Common Standards and Metrics
Setting common standards and metrics would bring significant benefits to the field. According to participants, there is a need to shift from the status quo, which is characterized by “anecdotal stories” and diffused metrics. These lead to confusion and uncertainty about what to measure.
Among the many benefits that common standards and metrics would provide, there are three that stand out.
First, the identification and use of common standards and metrics is key to benchmarking projects’ performance against one another. This sets a foundation for improving communication and understanding among stakeholders.
Second, well-defined standards and metrics would make results tangible. They would facilitate accountability and reporting. For instance, investors would be able to have a clearer understanding of how objectives are to be achieved. Consequently, goals could be tracked from a holistic perspective that includes financial, environmental and social metrics.
Third, the establishment of a comparison basis between projects would enhance competition within the field, promote efficiency gains, and attract more public and private spending.
Risk-Mitigation Tools and Strategies
The risk-return relationship of conservation projects has to be more attractive for investors to increase the flow of private capital into the environmental-services markets.
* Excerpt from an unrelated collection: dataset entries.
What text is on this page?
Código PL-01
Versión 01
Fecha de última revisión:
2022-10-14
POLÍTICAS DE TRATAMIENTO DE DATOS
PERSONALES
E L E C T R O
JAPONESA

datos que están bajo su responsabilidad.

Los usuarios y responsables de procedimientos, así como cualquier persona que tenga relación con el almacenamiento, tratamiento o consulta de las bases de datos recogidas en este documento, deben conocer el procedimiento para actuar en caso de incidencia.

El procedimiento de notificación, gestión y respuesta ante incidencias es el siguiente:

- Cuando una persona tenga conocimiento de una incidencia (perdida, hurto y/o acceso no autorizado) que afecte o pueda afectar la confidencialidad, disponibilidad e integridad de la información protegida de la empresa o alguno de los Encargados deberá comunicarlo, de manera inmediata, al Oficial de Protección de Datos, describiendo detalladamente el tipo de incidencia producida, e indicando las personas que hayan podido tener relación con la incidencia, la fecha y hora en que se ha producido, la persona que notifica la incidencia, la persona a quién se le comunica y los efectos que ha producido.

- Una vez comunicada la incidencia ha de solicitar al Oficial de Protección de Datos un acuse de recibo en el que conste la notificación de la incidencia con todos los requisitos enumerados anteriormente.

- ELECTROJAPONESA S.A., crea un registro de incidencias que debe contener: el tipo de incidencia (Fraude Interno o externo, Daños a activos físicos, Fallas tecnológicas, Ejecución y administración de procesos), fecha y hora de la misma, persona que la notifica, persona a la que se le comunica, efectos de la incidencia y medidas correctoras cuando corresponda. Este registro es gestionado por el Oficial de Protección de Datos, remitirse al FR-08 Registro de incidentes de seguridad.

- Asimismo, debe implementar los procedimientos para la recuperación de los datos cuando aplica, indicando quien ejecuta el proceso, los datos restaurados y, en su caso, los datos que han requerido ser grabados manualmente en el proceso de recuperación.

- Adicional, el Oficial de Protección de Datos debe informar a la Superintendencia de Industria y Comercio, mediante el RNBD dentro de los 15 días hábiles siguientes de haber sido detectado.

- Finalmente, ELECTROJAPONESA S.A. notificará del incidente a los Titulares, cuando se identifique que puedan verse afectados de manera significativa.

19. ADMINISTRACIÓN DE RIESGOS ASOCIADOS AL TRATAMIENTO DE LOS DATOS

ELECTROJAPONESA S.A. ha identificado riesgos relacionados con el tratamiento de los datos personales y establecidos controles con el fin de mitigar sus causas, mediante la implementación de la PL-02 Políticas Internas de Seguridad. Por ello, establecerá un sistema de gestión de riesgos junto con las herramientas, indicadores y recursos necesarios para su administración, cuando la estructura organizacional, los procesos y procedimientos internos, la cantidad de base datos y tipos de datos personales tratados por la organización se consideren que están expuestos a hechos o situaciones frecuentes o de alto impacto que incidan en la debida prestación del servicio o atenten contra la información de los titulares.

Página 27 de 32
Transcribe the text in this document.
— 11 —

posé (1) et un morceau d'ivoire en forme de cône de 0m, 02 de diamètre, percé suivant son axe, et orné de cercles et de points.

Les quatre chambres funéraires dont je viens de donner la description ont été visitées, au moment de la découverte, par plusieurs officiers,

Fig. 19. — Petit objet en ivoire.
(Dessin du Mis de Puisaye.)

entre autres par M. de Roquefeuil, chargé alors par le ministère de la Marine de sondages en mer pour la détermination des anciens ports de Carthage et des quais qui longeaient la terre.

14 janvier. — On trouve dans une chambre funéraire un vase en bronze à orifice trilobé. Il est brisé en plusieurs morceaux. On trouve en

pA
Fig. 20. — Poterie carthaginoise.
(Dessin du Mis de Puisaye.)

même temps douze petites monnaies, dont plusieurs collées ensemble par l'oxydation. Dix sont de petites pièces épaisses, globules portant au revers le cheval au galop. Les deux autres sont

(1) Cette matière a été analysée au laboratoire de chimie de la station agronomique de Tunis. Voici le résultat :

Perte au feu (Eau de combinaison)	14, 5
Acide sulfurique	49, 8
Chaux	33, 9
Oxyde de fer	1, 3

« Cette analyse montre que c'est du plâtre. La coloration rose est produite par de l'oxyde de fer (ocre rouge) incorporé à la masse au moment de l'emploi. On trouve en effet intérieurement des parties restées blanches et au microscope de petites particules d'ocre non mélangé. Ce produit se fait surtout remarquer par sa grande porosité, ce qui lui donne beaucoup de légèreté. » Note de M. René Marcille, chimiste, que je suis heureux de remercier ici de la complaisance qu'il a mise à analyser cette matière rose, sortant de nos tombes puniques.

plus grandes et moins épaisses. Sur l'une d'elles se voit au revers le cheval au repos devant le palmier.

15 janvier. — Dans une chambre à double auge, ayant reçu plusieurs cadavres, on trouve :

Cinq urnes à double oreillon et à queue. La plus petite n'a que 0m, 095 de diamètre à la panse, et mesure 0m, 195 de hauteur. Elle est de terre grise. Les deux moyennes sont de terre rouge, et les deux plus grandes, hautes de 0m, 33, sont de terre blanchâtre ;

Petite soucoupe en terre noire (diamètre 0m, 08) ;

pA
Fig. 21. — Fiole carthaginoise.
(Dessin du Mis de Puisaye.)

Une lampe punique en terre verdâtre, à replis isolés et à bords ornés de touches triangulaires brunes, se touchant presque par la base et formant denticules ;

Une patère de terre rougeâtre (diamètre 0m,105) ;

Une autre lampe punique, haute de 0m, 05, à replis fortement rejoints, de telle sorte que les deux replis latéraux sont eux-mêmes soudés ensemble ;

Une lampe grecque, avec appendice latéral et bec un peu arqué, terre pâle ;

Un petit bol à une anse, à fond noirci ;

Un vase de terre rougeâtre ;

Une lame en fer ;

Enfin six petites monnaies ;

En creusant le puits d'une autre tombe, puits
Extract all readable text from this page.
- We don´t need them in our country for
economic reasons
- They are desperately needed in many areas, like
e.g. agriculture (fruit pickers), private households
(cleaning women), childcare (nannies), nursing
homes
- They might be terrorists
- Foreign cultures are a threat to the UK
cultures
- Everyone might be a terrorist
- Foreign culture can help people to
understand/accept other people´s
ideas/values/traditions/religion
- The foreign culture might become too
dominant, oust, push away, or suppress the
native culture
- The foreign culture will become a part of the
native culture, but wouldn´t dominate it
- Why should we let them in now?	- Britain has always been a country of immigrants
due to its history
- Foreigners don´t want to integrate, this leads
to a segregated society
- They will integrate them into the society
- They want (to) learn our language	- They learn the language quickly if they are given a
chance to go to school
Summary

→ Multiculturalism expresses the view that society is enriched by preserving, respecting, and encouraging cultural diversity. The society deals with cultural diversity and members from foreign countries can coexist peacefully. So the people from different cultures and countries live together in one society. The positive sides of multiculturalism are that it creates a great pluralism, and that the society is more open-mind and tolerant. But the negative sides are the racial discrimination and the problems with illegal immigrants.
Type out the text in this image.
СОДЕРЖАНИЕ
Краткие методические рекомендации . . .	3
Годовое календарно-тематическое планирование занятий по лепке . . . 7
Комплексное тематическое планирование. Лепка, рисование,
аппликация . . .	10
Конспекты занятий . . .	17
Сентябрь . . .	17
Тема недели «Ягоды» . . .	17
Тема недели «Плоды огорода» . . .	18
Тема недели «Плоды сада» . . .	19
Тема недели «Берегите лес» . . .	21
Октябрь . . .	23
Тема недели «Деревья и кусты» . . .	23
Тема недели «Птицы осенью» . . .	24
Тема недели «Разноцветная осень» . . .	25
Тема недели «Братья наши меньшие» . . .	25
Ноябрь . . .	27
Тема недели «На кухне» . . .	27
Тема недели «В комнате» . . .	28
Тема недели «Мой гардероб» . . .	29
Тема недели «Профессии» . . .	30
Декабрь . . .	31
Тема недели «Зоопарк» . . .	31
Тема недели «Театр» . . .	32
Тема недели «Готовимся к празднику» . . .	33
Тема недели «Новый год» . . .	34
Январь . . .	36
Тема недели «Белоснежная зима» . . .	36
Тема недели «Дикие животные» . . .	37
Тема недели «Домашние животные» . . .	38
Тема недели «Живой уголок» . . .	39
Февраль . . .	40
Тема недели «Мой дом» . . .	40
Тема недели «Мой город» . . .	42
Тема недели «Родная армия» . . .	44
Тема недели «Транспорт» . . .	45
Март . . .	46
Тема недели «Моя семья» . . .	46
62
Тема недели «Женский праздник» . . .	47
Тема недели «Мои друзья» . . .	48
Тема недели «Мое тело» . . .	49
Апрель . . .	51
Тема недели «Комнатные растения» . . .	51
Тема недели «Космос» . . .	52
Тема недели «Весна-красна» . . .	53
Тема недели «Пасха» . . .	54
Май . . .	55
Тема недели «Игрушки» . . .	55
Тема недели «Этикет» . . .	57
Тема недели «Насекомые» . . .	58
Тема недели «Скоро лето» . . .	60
Experts claim that even though the pipeline of projects has significantly increased, investors are holding back because the expected returns are not worth the risk.
To tackle this problem effectively, both sides of the equation have to be considered: risk-mitigation and financial returns.
From a risk-mitigation perspective, experts reiterated the importance of fostering a robust environment characterized by consistent protocols and regulations, and common standards and metrics. These “stamps of approval” would infuse the market and projects with transparency and accountability – two fundamental risk-related concepts that investors look for as they deploy their capital.
On the other side, there is a need to continue innovating within the financial field. The development of new and easily replicable financial instruments and business models will yield higher returns, and therefore, attract more private capital.
The DC Water Environmental Impact Bond, which was sold in a private placement to Goldman Sachs and Calvert Foundation to invest in green infrastructure, was discussed as an example to illustrate how innovation can spur a good risk-return relationship. The $25 million investment grade bond – AAA – which tied safer financial returns to environmental outcomes, was supported and certified by expert third-party hydrologists. In words of an investor, “the bond was a success and an easy choice because of its rating, scientific backing, and transparent issuance process.”
The Conservation Finance Network will launch a new report on a framework for the development of conservation finance and environmental markets in early 2017.
The CFP Roundtable’s next meeting will be held in April 2017.